Make sources visible and require human judgment. Retrieved answers should cite what they retrieved, when it was last updated, and who owns the source. A fluent answer should not be treated as proof that the underlying knowledge is reliable. Users need to be able to evaluate the provenance of what the system hands them. This is not a nice-to-have — it is the core mechanism that prevents RAG from laundering stale knowledge as current guidance.
Maintain the knowledge base continuously. Old documents should not remain in the same active retrieval pool as current guidance without clear differentiation. Organizations need review cycles, archival rules, version control, and clear processes for retiring outdated material. This is the same work that organizational memory theory describes as necessary for retention to remain useful over time.
The connection to what I build
I wrote this paper for a course, but it captures something I have thought about while building the RAG layer in SaaSScout and while working on SupRM Intelligence at Sanofi.
The thing that makes a RAG system trustworthy in an enterprise context is not the model. It is the evidence architecture: how the data is partitioned, how retrieval candidates are ranked, how missing evidence is surfaced rather than silently omitted, and how the system signals what it knows versus what it does not. The knowledge governance question — which documents are in the retrieval pool, how current they are, who is responsible for updating them — is the organizational side of the same problem.
SaaSScout partitions its knowledge into four separate Chroma collections with different trust levels because mixing unverified review text with structured enterprise metadata would let high-volume content drown out the more reliable signal. That design decision is organizational memory governance implemented as a retrieval architecture.
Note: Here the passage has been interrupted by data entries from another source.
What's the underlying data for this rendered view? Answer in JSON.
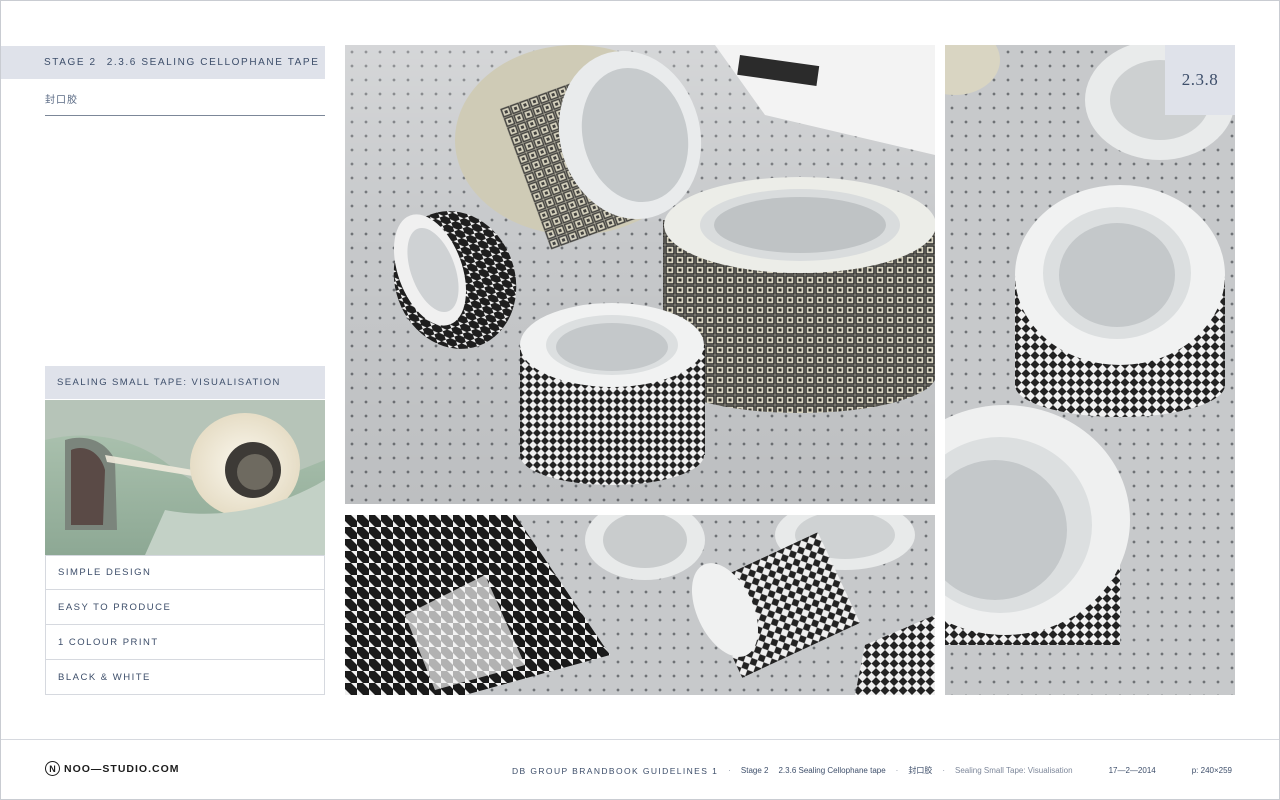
{
  "header": {
    "stage": "Stage 2",
    "section": "2.3.6 Sealing Cellophane tape",
    "chinese_label": "封口胶"
  },
  "visualisation": {
    "title": "Sealing Small Tape:  Visualisation",
    "features": [
      "Simple Design",
      "Easy to Produce",
      "1 Colour Print",
      "Black & White"
    ]
  },
  "page_badge": "2.3.8",
  "footer": {
    "logo": "NOO—STUDIO.COM",
    "brandbook": "DB GROUP BRANDBOOK GUIDELINES 1",
    "stage": "Stage 2",
    "section": "2.3.6 Sealing Cellophane tape",
    "chinese": "封口胶",
    "visualisation": "Sealing Small Tape: Visualisation",
    "date": "17—2—2014",
    "page": "p: 240×259"
  },
  "icons": {
    "logo_mark": "N"
  }
}
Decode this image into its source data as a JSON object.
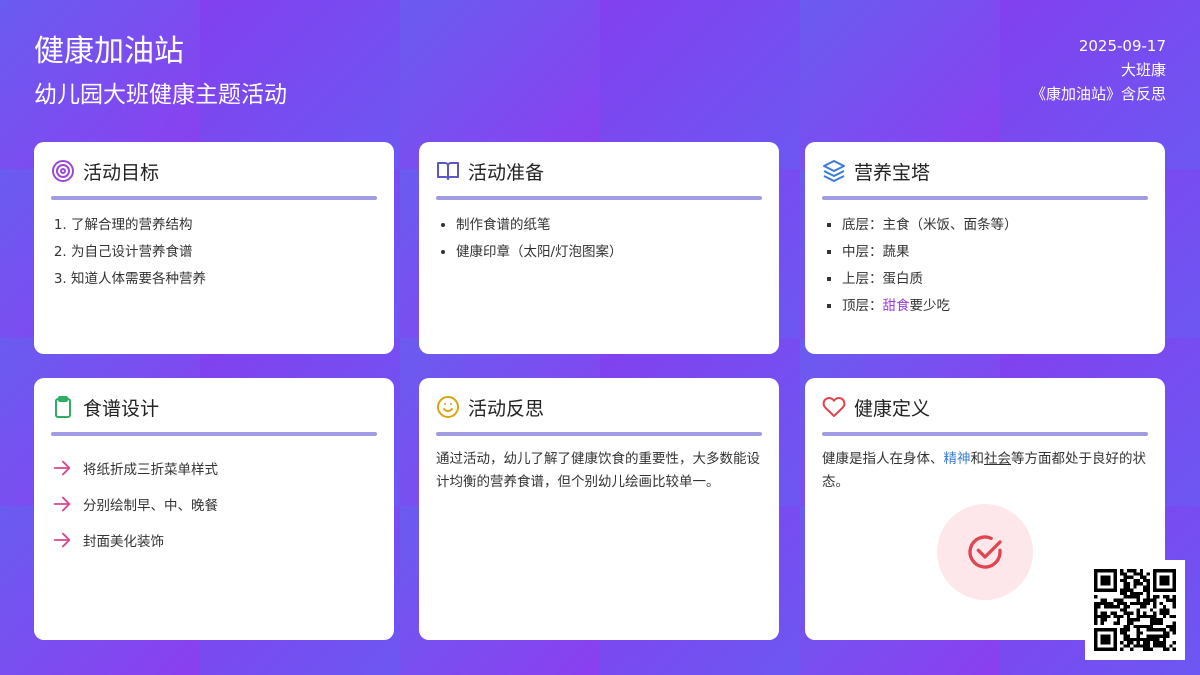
{
  "header": {
    "title": "健康加油站",
    "subtitle": "幼儿园大班健康主题活动",
    "date": "2025-09-17",
    "class_name": "大班康",
    "doc_name": "《康加油站》含反思"
  },
  "cards": {
    "goals": {
      "title": "活动目标",
      "icon": "target-icon",
      "items": [
        "了解合理的营养结构",
        "为自己设计营养食谱",
        "知道人体需要各种营养"
      ]
    },
    "prep": {
      "title": "活动准备",
      "icon": "book-icon",
      "items": [
        "制作食谱的纸笔",
        "健康印章（太阳/灯泡图案）"
      ]
    },
    "pyramid": {
      "title": "营养宝塔",
      "icon": "layers-icon",
      "items": [
        "底层：主食（米饭、面条等）",
        "中层：蔬果",
        "上层：蛋白质"
      ],
      "last_prefix": "顶层：",
      "last_highlight": "甜食",
      "last_suffix": "要少吃"
    },
    "recipe": {
      "title": "食谱设计",
      "icon": "clipboard-icon",
      "items": [
        "将纸折成三折菜单样式",
        "分别绘制早、中、晚餐",
        "封面美化装饰"
      ]
    },
    "reflection": {
      "title": "活动反思",
      "icon": "smile-icon",
      "text": "通过活动，幼儿了解了健康饮食的重要性，大多数能设计均衡的营养食谱，但个别幼儿绘画比较单一。"
    },
    "definition": {
      "title": "健康定义",
      "icon": "heart-icon",
      "text_1": "健康是指人在身体、",
      "text_highlight_1": "精神",
      "text_2": "和",
      "text_highlight_2": "社会",
      "text_3": "等方面都处于良好的状态。",
      "badge_icon": "check-circle-icon"
    }
  },
  "colors": {
    "accent_purple": "#9d3de0",
    "arrow_pink": "#d9468f",
    "heart_red": "#e0454f",
    "divider": "#a19be3"
  }
}
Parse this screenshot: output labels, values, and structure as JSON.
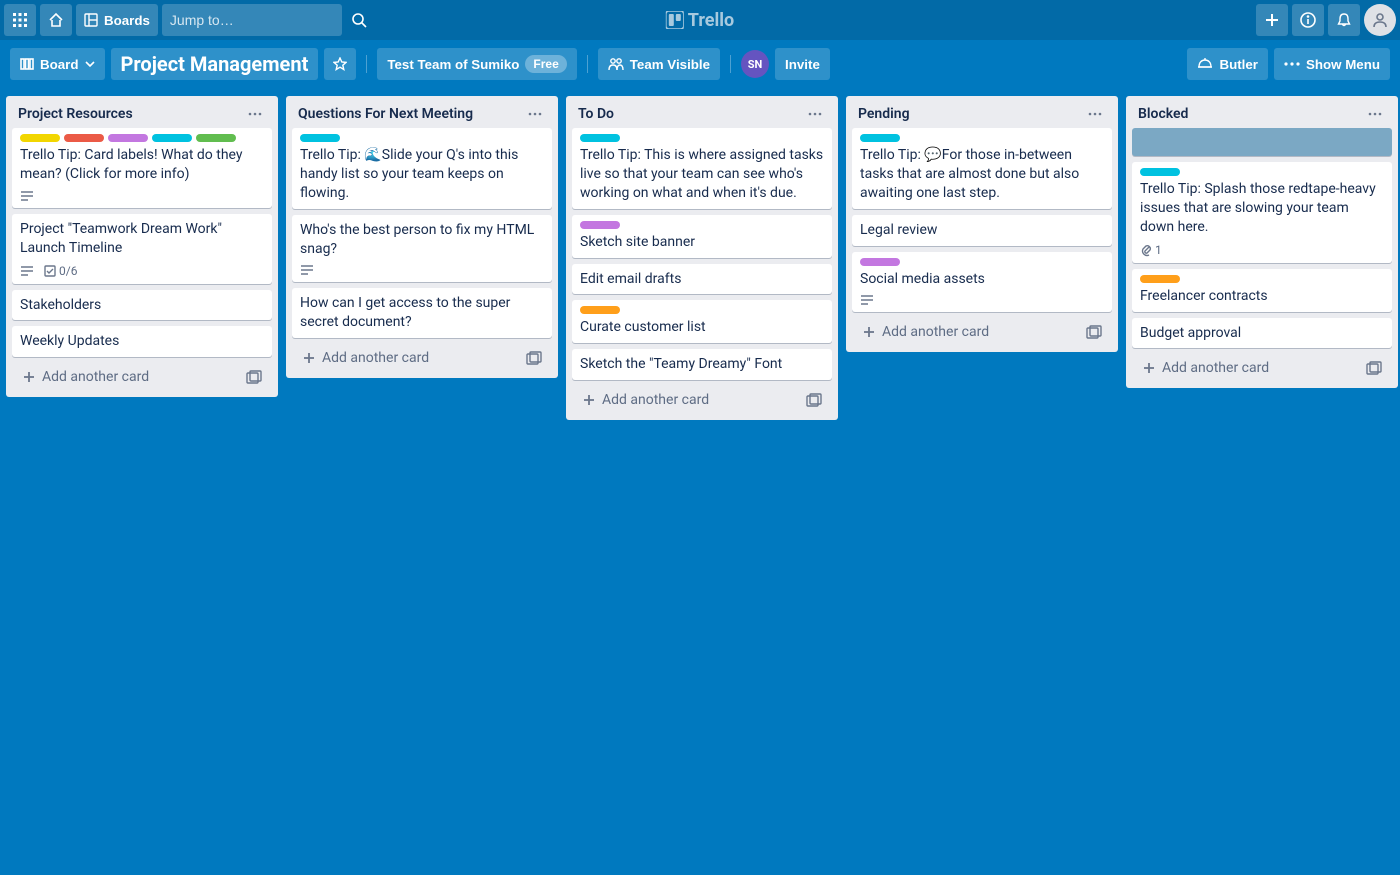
{
  "colors": {
    "yellow": "#f2d600",
    "red": "#eb5a46",
    "purple": "#c377e0",
    "sky": "#00c2e0",
    "lime": "#61bd4f",
    "orange": "#ff9f1a"
  },
  "header": {
    "boards_label": "Boards",
    "search_placeholder": "Jump to…",
    "logo_text": "Trello"
  },
  "board_bar": {
    "view_label": "Board",
    "board_name": "Project Management",
    "team_label": "Test Team of Sumiko",
    "team_plan": "Free",
    "visibility_label": "Team Visible",
    "invite_label": "Invite",
    "butler_label": "Butler",
    "menu_label": "Show Menu",
    "member_initials": "SN"
  },
  "add_card_label": "Add another card",
  "lists": [
    {
      "title": "Project Resources",
      "cards": [
        {
          "labels": [
            "yellow",
            "red",
            "purple",
            "sky",
            "lime"
          ],
          "text": "Trello Tip: Card labels! What do they mean? (Click for more info)",
          "badges": {
            "desc": true
          }
        },
        {
          "text": "Project \"Teamwork Dream Work\" Launch Timeline",
          "badges": {
            "desc": true,
            "checklist": "0/6"
          }
        },
        {
          "text": "Stakeholders"
        },
        {
          "text": "Weekly Updates"
        }
      ]
    },
    {
      "title": "Questions For Next Meeting",
      "cards": [
        {
          "labels": [
            "sky"
          ],
          "text": "Trello Tip: 🌊Slide your Q's into this handy list so your team keeps on flowing."
        },
        {
          "text": "Who's the best person to fix my HTML snag?",
          "badges": {
            "desc": true
          }
        },
        {
          "text": "How can I get access to the super secret document?"
        }
      ]
    },
    {
      "title": "To Do",
      "cards": [
        {
          "labels": [
            "sky"
          ],
          "text": "Trello Tip: This is where assigned tasks live so that your team can see who's working on what and when it's due."
        },
        {
          "labels": [
            "purple"
          ],
          "text": "Sketch site banner"
        },
        {
          "text": "Edit email drafts"
        },
        {
          "labels": [
            "orange"
          ],
          "text": "Curate customer list"
        },
        {
          "text": "Sketch the \"Teamy Dreamy\" Font"
        }
      ]
    },
    {
      "title": "Pending",
      "cards": [
        {
          "labels": [
            "sky"
          ],
          "text": "Trello Tip: 💬For those in-between tasks that are almost done but also awaiting one last step."
        },
        {
          "text": "Legal review"
        },
        {
          "labels": [
            "purple"
          ],
          "text": "Social media assets",
          "badges": {
            "desc": true
          }
        }
      ]
    },
    {
      "title": "Blocked",
      "cards": [
        {
          "placeholder": true
        },
        {
          "labels": [
            "sky"
          ],
          "text": "Trello Tip: Splash those redtape-heavy issues that are slowing your team down here.",
          "badges": {
            "attach": "1"
          }
        },
        {
          "labels": [
            "orange"
          ],
          "text": "Freelancer contracts"
        },
        {
          "text": "Budget approval"
        }
      ]
    }
  ]
}
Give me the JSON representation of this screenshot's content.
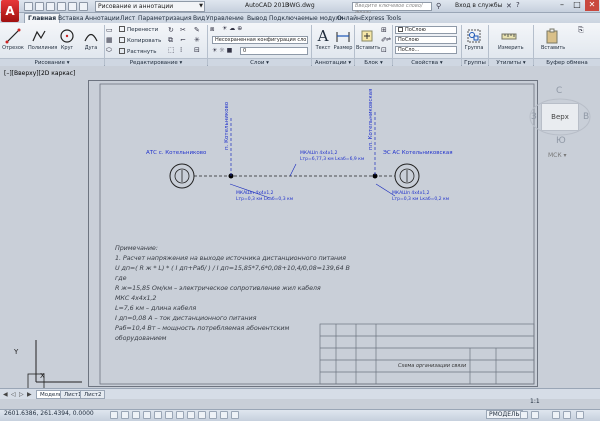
{
  "titlebar": {
    "app_button": "A",
    "workspace": "Рисование и аннотации",
    "app_name": "AutoCAD 2013",
    "file_name": "DWG.dwg",
    "search_placeholder": "Введите ключевое слово/фразу",
    "login": "Вход в службы"
  },
  "tabs": [
    "Главная",
    "Вставка",
    "Аннотации",
    "Лист",
    "Параметризация",
    "Вид",
    "Управление",
    "Вывод",
    "Подключаемые модули",
    "Онлайн",
    "Express Tools"
  ],
  "ribbon": {
    "draw_tools": [
      {
        "label": "Отрезок",
        "icon": "line-icon"
      },
      {
        "label": "Полилиния",
        "icon": "polyline-icon"
      },
      {
        "label": "Круг",
        "icon": "circle-icon"
      },
      {
        "label": "Дуга",
        "icon": "arc-icon"
      }
    ],
    "modify_tools": [
      "Перенести",
      "Копировать",
      "Растянуть"
    ],
    "layer_combo": "Несохраненная конфигурация сло",
    "layer_name": "0",
    "annotation_tool": "Текст",
    "annotation_size": "Размер",
    "block_tool": "Вставить",
    "properties": [
      "ПоСлою",
      "ПоСлою",
      "ПоСло..."
    ],
    "group_tool": "Группа",
    "utility_tool": "Измерить",
    "clipboard_tool": "Вставить",
    "panels": [
      "Рисование",
      "Редактирование",
      "Слои",
      "Аннотации",
      "Блок",
      "Свойства",
      "Группы",
      "Утилиты",
      "Буфер обмена"
    ]
  },
  "viewport_label": "[–][Вверху][2D каркас]",
  "drawing": {
    "left_label": "АТС с. Котельниково",
    "right_label": "ЭС АС Котельниковская",
    "left_vertical": "п. Котельниково",
    "right_vertical": "пл. Котельниковская",
    "cable_top_line1": "МКАШп 4х4х1,2",
    "cable_top_line2": "Lтр=6,77,3 км Lкаб=6,9 км",
    "cable_left_line1": "МКАШп 4х4х1,2",
    "cable_left_line2": "Lтр=0,3 км Lкаб=0,3 км",
    "cable_right_line1": "МКАШп 4х4х1,2",
    "cable_right_line2": "Lтр=0,3 км Lкаб=0,2 км",
    "notes": [
      "Примечание:",
      "1. Расчет напряжения на выходе источника дистанционного питания",
      "U дп=( R ж * L) * ( I дп+Pаб/ ) / I дп=15,85*7,6*0,08+10,4/0,08=139,64 В",
      "где",
      "R ж=15,85 Ом/км – электрическое сопротивление жил кабеля",
      "МКС 4х4х1,2",
      "L=7,6 км – длина кабеля",
      "I дп=0,08 А – ток дистанционного питания",
      "Pаб=10,4 Вт – мощность потребляемая абонентским",
      "оборудованием"
    ],
    "title_block_text": "Схема организации связи"
  },
  "viewcube": {
    "top_face": "Верх",
    "north": "С",
    "south": "Ю",
    "west": "З",
    "east": "В",
    "wcs": "МСК ▾"
  },
  "ucs": {
    "x": "X",
    "y": "Y"
  },
  "layout_tabs": [
    "Модель",
    "Лист1",
    "Лист2"
  ],
  "status": {
    "coordinates": "2601.6386, 261.4394, 0.0000",
    "model": "РМОДЕЛЬ",
    "scale": "1:1"
  }
}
The argument in this paper is that RAG should be understood this way: as a form of organizational memory infrastructure, not just a model feature. It amplifies what is already there. If the underlying knowledge base is well-maintained, governed, and current, it can meaningfully reduce organizational amnesia after turnover. If it is not, it will make fragmented and outdated knowledge more accessible than it deserves to be.
Conclusion
Retrieval-augmented generation can make organizational knowledge more accessible and reusable, which is genuinely valuable when important knowledge is at risk of being lost after employee turnover. But its value is bounded by two conditions that organizations often underestimate.
First, retrieval systems can only recover knowledge that has already been externalized. Tacit knowledge, contextual judgment, and experience-based understanding that was never converted into explicit form cannot be retrieved. Organizations need to do the prior work of externalization before retrieval adds meaningful value.
Second, a better memory system can also preserve outdated thinking with more authority than it deserves. If knowledge governance is weak — if old documents sit alongside current ones with no differentiation, if sources are not dated or attributed, if no one is responsible for retiring stale guidance — then RAG will surface obsolete material fluently and confidently. That is a form of organizational rigidity, not organizational learning.
RAG is an amplifier. It makes the knowledge behind it more accessible, more searchable, and more reusable. Whether that is a capability or a liability depends almost entirely on the quality and governance of what is behind it.
Written as MGSD15H3 — Managing the Information Economy, University of Toronto, April 2026. References: Walsh & Ungson (1991); Grant (1996); Nonaka (1994); Galan (2023a, 2023b); de Holan & Phillips (2004); Leonard-Barton (1992); Tsang & Zahra (2008); Jarrahi et al. (2023); Lewis et al. (2020); Chen et al. (2024, 2025).